Lawmakers and solar supporters in Maine have united to fight a widely criticised decision by the Public Utilities Commission (PUC) to phase out retail net metering by 2018.
In February, the PUC ruled that existing solar users and anyone who installed solar before 1 January 2018, for the next 15 years, would be grandfathered and still receive the retail rate for their electricity. However, after that date, the price of energy credits would be reduced by 10% every year, until the wholesale rate was reached.
In response, lawmakers in the House and Senate are writing legislation to enhance solar incentives, with the aim to ultimately supersede the PUC’s unpopular decision.
Specifically, two bills are pending and with subject to change. One, sponsored by representative Seth Barry, would preserve retail net metering and offer solar rebates to the sum of US$8 million, stepping down over time. The second bill will be sponsored by senator Tom Saveiello and also aims to preserve retail net metering; but only in the absence of PUC findings on how to use smart electric meters to calculate the fluctuating value of solar energy. In addition to these pending bills, legislators have penned other proposals to enhance Maine’s residential solar industry, including designs to expand community solar.

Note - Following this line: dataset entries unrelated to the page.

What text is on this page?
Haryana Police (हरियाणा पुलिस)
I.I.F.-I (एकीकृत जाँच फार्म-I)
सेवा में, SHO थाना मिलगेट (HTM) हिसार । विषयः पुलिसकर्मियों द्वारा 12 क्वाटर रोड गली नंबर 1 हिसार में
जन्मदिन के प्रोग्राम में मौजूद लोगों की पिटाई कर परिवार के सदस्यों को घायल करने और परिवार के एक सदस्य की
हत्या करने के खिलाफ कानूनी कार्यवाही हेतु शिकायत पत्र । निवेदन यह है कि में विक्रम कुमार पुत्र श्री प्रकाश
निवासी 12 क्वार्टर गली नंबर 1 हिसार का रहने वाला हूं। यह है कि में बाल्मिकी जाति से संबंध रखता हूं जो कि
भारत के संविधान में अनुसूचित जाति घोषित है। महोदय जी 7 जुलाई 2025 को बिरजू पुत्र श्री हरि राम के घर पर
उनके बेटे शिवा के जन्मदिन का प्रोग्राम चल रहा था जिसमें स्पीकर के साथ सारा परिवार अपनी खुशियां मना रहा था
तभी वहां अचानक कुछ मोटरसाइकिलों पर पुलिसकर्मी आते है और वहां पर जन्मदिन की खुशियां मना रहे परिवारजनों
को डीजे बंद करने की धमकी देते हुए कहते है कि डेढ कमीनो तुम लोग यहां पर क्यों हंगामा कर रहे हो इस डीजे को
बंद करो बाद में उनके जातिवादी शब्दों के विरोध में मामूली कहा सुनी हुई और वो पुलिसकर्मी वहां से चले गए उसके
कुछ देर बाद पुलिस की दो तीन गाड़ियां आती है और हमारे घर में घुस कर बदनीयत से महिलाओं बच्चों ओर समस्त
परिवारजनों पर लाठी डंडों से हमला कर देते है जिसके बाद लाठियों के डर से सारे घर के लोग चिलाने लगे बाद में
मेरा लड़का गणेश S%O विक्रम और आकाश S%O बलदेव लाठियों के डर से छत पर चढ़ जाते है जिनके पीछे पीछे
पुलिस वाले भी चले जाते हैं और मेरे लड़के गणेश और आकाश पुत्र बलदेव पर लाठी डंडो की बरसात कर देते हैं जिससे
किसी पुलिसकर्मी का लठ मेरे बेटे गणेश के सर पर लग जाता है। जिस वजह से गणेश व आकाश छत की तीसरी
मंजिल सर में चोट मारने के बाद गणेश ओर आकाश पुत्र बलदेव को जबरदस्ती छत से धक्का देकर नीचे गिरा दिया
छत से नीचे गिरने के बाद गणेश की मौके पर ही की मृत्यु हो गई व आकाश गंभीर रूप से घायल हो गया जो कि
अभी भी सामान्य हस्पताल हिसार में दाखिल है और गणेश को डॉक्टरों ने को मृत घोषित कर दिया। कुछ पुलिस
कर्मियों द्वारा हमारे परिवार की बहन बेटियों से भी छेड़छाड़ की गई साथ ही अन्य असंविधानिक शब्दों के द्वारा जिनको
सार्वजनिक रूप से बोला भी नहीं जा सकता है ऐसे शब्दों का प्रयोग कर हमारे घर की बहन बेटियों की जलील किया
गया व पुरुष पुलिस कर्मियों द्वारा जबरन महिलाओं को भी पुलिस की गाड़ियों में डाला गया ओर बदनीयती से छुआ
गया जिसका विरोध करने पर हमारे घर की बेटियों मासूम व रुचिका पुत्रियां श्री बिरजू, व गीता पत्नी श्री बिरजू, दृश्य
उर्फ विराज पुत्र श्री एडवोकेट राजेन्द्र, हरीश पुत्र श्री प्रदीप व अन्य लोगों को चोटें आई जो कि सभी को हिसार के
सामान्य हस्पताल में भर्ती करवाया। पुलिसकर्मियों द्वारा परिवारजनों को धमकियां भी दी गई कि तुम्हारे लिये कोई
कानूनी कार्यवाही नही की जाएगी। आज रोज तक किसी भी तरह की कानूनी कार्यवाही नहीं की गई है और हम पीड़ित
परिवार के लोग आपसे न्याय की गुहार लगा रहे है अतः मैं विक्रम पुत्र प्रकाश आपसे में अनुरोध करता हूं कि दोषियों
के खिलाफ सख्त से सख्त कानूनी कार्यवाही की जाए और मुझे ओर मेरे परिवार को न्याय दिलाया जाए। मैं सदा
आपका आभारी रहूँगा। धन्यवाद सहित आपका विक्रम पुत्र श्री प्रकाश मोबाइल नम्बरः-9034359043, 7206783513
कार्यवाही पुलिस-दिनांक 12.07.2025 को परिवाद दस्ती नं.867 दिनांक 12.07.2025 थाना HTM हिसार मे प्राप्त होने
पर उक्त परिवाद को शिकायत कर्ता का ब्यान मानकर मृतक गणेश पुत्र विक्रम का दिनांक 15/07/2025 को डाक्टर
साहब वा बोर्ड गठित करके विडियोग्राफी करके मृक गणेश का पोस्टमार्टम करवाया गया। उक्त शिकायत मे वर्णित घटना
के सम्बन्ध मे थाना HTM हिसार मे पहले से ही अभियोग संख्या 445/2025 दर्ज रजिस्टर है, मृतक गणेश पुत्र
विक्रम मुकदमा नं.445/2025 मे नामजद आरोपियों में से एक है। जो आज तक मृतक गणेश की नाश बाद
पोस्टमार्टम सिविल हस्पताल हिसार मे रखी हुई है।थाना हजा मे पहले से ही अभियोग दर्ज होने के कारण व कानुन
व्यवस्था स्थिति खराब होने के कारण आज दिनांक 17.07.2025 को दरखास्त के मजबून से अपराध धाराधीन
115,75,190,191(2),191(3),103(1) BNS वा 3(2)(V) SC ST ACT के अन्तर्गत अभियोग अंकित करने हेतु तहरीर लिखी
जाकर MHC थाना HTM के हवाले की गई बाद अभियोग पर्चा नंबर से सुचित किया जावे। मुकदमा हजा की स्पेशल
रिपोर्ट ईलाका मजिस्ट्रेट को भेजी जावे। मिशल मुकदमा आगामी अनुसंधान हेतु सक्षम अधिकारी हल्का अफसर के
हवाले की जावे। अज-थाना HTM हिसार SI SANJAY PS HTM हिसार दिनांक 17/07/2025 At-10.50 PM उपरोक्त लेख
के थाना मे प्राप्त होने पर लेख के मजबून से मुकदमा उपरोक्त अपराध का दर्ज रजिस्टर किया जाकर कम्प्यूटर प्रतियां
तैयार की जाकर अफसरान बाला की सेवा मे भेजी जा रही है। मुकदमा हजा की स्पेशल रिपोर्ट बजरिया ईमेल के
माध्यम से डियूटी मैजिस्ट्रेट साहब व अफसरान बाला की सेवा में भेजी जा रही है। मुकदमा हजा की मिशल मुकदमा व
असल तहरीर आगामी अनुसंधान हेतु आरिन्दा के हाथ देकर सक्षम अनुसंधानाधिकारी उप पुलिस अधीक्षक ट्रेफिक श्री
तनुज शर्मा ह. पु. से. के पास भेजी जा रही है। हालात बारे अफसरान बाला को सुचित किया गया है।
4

“There’s so much more at stake if we fail this year,” Berry said to the local Press Herald. “What the PUC did really forced the Legislature to put up or shut up.”
Governor Paul LePage
Last year, state governor Paul LePage vetoed a bill that would have replaced electricity credits with long-term contracts for solar power. LePage peddled the argument that solar users shift an unfair burden on their non-solar counterparts; sparking debate whether the solar credits bestowed were too generous.
Whilst there is legislation in the work to combat LePage and the PUC, any new law would require approval from Republican legislators – many of whom sided with the governor in his anti-net metering decision last year.
Maine’s solar industry has shown its support for net metering, by filing a petition yesterday with the PUC. Over 2,000 businesses, conservation and environmental groups signed the petition to ask the PUC to withdraw its decision and reinstate retail net metering.
“This decision by the PUC will take Maine in the wrong direction for a state that already is in last place in the region for solar power and solar jobs,” said signatory Dylan Voorhees, NRCM Climate & Clean Energy Director to local press.
If the PUC abstains from amending its decision, the fate of Maine’s residential solar industry lies solely in the hands of the lawmakers to override it.